I am aware that it comes off extremely hypocritical as I once embodied everything I now feel uncomfortable being around. Ignoring children at parties because I was there to have my own play time. Refusing to finish my dinner at a restaurant because it would ‘take up stomach room’ and I needed that valuable space for wine. Turning down any plans that didn’t revolve around drinking. I look back and cringe. The sad part of all of it is that I really truly deeply believed that alcohol was the only way I’d ever have fun, or relax, or even just be able to cope with life. I am in no way judging anyone who does drink alcohol – we are all on our own journeys. But for me, alcohol was never the answer, and now I know it never will be.

So after that dreadful night, fast forward 13 years of heavy drinking, I knew that I was going down a dark road and that if I didn’t stop soon, it would become a significantly bigger problem. Alcoholism runs in my family and I’d seen first-hand the overwhelming damage and emotional distress it does both to the individual, and the family of that person.

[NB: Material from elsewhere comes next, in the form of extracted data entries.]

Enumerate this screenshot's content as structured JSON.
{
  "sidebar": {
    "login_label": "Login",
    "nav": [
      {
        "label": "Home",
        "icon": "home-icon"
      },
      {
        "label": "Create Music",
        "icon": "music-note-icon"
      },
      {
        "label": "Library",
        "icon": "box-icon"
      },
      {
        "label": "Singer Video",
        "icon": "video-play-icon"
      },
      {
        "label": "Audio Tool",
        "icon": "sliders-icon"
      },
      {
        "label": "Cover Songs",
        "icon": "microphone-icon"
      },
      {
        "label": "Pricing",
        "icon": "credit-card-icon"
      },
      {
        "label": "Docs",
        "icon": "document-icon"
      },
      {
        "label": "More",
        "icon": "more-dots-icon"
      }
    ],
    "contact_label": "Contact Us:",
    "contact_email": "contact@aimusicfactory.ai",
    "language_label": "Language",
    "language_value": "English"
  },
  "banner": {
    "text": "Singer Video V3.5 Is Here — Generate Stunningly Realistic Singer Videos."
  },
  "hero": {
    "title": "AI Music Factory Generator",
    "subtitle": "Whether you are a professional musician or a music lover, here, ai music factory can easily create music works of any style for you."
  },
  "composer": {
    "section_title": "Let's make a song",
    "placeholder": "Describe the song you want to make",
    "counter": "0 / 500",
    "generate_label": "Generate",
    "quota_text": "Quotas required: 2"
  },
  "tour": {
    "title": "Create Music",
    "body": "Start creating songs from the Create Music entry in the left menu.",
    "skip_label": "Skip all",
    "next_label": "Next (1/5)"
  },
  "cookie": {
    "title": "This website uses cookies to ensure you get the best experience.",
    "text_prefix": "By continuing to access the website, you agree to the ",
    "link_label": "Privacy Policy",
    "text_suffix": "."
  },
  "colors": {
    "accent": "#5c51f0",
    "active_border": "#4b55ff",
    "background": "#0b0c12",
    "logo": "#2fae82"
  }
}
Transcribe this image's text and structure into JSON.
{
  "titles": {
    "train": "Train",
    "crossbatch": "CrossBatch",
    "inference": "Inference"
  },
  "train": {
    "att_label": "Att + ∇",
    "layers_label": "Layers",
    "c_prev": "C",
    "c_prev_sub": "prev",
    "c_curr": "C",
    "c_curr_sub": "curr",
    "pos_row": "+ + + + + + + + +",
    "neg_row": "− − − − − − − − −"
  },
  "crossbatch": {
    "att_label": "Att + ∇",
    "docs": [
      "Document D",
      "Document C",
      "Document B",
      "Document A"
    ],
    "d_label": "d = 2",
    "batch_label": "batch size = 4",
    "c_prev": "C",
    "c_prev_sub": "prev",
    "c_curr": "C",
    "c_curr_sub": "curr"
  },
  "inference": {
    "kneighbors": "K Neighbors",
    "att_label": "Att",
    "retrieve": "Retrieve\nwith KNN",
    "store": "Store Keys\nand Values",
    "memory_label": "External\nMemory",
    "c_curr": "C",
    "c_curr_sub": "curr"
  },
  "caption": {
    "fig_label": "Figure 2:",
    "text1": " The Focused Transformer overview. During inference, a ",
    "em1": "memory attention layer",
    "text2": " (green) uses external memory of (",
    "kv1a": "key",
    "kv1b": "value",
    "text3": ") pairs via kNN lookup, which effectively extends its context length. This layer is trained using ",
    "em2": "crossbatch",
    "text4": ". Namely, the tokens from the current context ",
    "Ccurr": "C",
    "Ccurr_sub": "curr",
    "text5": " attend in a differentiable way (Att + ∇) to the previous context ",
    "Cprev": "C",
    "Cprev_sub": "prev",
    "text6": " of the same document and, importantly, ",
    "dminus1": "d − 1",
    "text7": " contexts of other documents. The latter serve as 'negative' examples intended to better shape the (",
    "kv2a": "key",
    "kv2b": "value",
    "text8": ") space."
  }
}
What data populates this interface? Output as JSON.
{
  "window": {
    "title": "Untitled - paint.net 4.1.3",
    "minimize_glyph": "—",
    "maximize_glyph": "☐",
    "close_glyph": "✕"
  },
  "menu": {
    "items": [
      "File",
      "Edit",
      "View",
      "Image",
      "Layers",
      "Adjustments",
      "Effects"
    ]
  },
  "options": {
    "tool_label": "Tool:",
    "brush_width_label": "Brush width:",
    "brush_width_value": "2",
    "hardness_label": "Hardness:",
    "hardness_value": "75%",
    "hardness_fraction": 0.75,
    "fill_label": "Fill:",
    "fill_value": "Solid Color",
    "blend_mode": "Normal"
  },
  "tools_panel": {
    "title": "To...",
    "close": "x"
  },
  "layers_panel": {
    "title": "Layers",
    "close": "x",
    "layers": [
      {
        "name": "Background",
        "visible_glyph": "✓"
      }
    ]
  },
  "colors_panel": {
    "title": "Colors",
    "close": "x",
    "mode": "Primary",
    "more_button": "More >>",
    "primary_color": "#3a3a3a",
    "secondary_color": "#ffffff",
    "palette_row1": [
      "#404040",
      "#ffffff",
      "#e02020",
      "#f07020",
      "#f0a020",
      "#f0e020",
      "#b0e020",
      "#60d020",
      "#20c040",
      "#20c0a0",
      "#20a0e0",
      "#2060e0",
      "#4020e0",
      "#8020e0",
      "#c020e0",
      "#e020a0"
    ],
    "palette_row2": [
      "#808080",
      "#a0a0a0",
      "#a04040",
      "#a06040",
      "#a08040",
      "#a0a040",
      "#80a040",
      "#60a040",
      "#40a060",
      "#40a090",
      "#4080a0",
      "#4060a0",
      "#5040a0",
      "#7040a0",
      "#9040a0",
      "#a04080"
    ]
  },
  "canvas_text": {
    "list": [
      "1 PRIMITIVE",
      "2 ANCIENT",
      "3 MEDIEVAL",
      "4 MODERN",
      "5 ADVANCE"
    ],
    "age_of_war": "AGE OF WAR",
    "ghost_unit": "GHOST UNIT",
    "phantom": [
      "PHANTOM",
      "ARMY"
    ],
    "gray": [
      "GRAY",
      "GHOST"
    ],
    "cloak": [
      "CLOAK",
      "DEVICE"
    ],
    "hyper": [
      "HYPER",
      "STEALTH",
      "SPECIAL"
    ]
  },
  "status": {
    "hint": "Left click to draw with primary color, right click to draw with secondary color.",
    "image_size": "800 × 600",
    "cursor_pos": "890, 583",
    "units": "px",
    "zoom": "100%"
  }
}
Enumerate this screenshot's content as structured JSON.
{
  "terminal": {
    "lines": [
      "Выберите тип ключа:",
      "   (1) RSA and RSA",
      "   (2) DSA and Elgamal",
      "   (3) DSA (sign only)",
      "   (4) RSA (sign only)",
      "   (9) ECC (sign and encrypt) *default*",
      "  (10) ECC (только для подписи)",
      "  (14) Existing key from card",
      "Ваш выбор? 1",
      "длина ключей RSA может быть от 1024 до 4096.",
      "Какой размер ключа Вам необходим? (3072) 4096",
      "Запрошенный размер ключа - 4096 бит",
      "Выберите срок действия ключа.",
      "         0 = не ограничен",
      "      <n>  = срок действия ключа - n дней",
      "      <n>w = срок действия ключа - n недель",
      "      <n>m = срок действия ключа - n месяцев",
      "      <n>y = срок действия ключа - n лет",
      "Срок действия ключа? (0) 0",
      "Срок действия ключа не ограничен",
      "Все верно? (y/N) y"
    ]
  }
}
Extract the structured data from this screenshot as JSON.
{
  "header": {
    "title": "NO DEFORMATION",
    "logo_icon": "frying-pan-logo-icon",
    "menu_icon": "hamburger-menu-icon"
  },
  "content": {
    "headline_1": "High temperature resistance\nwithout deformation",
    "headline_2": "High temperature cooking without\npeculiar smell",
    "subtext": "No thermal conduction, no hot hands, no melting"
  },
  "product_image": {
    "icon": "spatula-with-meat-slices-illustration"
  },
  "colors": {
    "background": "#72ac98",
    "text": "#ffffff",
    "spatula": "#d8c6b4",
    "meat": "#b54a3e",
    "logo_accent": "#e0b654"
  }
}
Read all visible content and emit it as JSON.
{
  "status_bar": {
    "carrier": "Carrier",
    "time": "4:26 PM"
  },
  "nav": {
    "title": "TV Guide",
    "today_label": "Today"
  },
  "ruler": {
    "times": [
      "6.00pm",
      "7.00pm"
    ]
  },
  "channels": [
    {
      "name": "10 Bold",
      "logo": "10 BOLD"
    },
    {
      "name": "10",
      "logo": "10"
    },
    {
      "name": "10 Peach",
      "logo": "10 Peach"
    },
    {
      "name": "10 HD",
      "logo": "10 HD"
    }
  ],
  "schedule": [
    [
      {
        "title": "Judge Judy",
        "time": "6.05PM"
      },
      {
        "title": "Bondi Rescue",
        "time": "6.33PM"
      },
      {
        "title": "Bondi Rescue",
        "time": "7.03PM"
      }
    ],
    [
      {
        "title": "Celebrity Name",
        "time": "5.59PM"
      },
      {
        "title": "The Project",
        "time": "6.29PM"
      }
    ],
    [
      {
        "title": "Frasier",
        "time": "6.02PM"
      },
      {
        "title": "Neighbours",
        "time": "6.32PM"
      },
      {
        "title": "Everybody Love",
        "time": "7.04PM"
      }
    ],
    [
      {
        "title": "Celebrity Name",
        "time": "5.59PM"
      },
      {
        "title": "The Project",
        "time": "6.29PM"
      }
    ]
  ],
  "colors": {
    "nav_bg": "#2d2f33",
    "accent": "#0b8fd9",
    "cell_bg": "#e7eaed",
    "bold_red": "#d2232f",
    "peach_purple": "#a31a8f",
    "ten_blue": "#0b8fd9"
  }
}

Before I quit drinking for good in September 2021, I tried moderating. I’d promised myself I’d only drink on weekends, only drink outside of the house, only drink on a night out. I’d happily completed a couple of Dry Januarys, and the year before I finally stopped, I tried quitting for good. I even made a sober Instagram account – TeeTotalMess – which was shamefully deleted after a month once I’d succumbed to peer pressure. With these attempts, I knew that alcohol wasn’t serving me. I exhausted myself trying to calculate when I could drink, how much I could drink, logging when I last drank and counting down to a suitable time when I could drink again. It became a chore to schedule in and try to control this ‘magical experience’ that was supposed to help me ‘relax and unwind’. When I did finally ‘treat myself’ to alcohol, I was ‘rewarded’ with a nasty hangover and a cloud of anxiety that would hang over my head for days. I had less energy for my beautiful son. I had no passion, no direction, no happiness, no confidence, no respect for my body, and if I’m being completely honest, I hated myself for it.

On Monday 20th September 2021, I woke up with my last ever hangover. Since that day, I have focused on wholeheartedly prioritising my relationship with my son, have saved money, built tremendous confidence, fell into my dream job and promoted twice within four months, overhauled my entire lifestyle with non-negotiable consistent gym and nutrition and have since lost 3 stone, set healthy boundaries across the board in my life, discovered my dreams and goals, and continue to work through my past and offer compassion to my younger self.

Going sober was the greatest gift I could ever give to my son, my family, my friends, my colleagues, my peers, and most importantly of all, MYSELF.

I am finally the Penny I was always meant to be and I fall in love deeper with myself each and every day.

Sobriety allows me to be the best version of myself and ultimately a better human.

Written by Penny

Penny has been sober since September 2021 where she rediscovered the beauty in the world. She has a love for weightlifting and writing, and focuses on prioritising her own well-being and self-care. She can usually be found at the gym or somewhere eating giant portions of food.

Penny’s life motto: “I wish to be the person that I needed when I was growing up.”